Since I have stopped doing my 30 days, I have not really posted...except about Needtobreathe, whom I still love! You will likely hear more in the future, but for now, I will move on to a new topic.
Compliments. I am not always very good at receiving them. I am great at receiving them when I am expecting them...I think most women will relate to this scenario. The days when you wear an outfit you absolutely love and feel confident that you look amazing in. Those are the days when people say things like, "Wow! I love _____! Where did you get that?" I easily smile and say thanks in return, and somewhere deep down I know that I worked hard for that compliment. Haha...it's true, right?
Then there are the days where you manage to get out of the house...you may or may not feel great about the effort you made, and while you may have started out well, the day has brought you to a point where you feel like a "beast". (Someone I know used this term to describe how she sometimes feels...I think it fits.) It is in these moments where I am completely caught off guard by the nice words people have, and come up with a really lame response, because in this moment, I truly don't believe it is true about myself. I did this a while back with a friend who simply told me I looked really nice. I think I managed to say something like, "Yeah, this is just something I wore to work today..." I am not even sure I thanked him! Horrible! Not only is this insulting to myself because I don't believe it, but also to the giver for blowing off such a sweet compliment. These types of days are when we need to receive these compliments the MOST. In fact, sometimes the timing of them have made me want to cry.

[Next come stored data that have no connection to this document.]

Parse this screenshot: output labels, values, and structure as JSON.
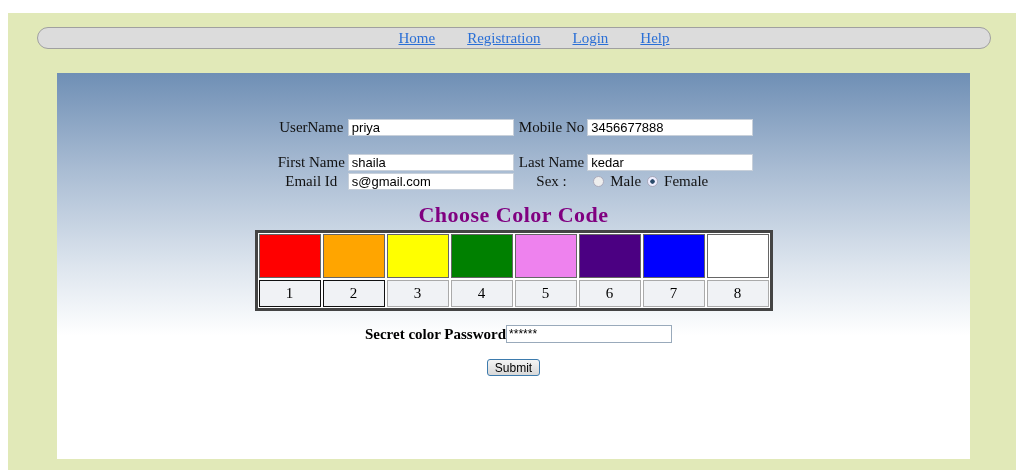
{
  "nav": [
    {
      "label": "Home"
    },
    {
      "label": "Registration"
    },
    {
      "label": "Login"
    },
    {
      "label": "Help"
    }
  ],
  "fields": [
    {
      "label": "UserName",
      "value": "priya"
    },
    {
      "label": "Mobile No",
      "value": "3456677888"
    },
    {
      "label": "First Name",
      "value": "shaila"
    },
    {
      "label": "Last Name",
      "value": "kedar"
    },
    {
      "label": "Email Id",
      "value": "s@gmail.com"
    }
  ],
  "sex": {
    "label": "Sex :",
    "options": [
      {
        "label": "Male",
        "selected": false
      },
      {
        "label": "Female",
        "selected": true
      }
    ]
  },
  "color_title": "Choose Color Code",
  "colors": [
    {
      "color": "#ff0000",
      "number": "1",
      "selected": true
    },
    {
      "color": "#ffa500",
      "number": "2",
      "selected": true
    },
    {
      "color": "#ffff00",
      "number": "3",
      "selected": false
    },
    {
      "color": "#008000",
      "number": "4",
      "selected": false
    },
    {
      "color": "#ee82ee",
      "number": "5",
      "selected": false
    },
    {
      "color": "#4b0082",
      "number": "6",
      "selected": false
    },
    {
      "color": "#0000ff",
      "number": "7",
      "selected": false
    },
    {
      "color": "#ffffff",
      "number": "8",
      "selected": false
    }
  ],
  "password": {
    "label": "Secret color Password",
    "value": "******"
  },
  "submit": "Submit"
}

The important part about a compliment, a real genuine one, is that we need to receive it graciously and with open arms. If we ward them off, the negative things take over, and it takes so much longer to overcome them! Plus, these friends who love us enough to bless us with their words may be hesitant to do so in the future if we cast down their attempts. (If the person I sadly blew off ever reads this, I am sorry!) This is a dare to those who fumble when given a compliment...for the next few weeks, even if you don't feel like it, look that person in the eyes, smile and say "thanks." Then let their words sink in. We need to be collectors of blessings. I am going to do this as well.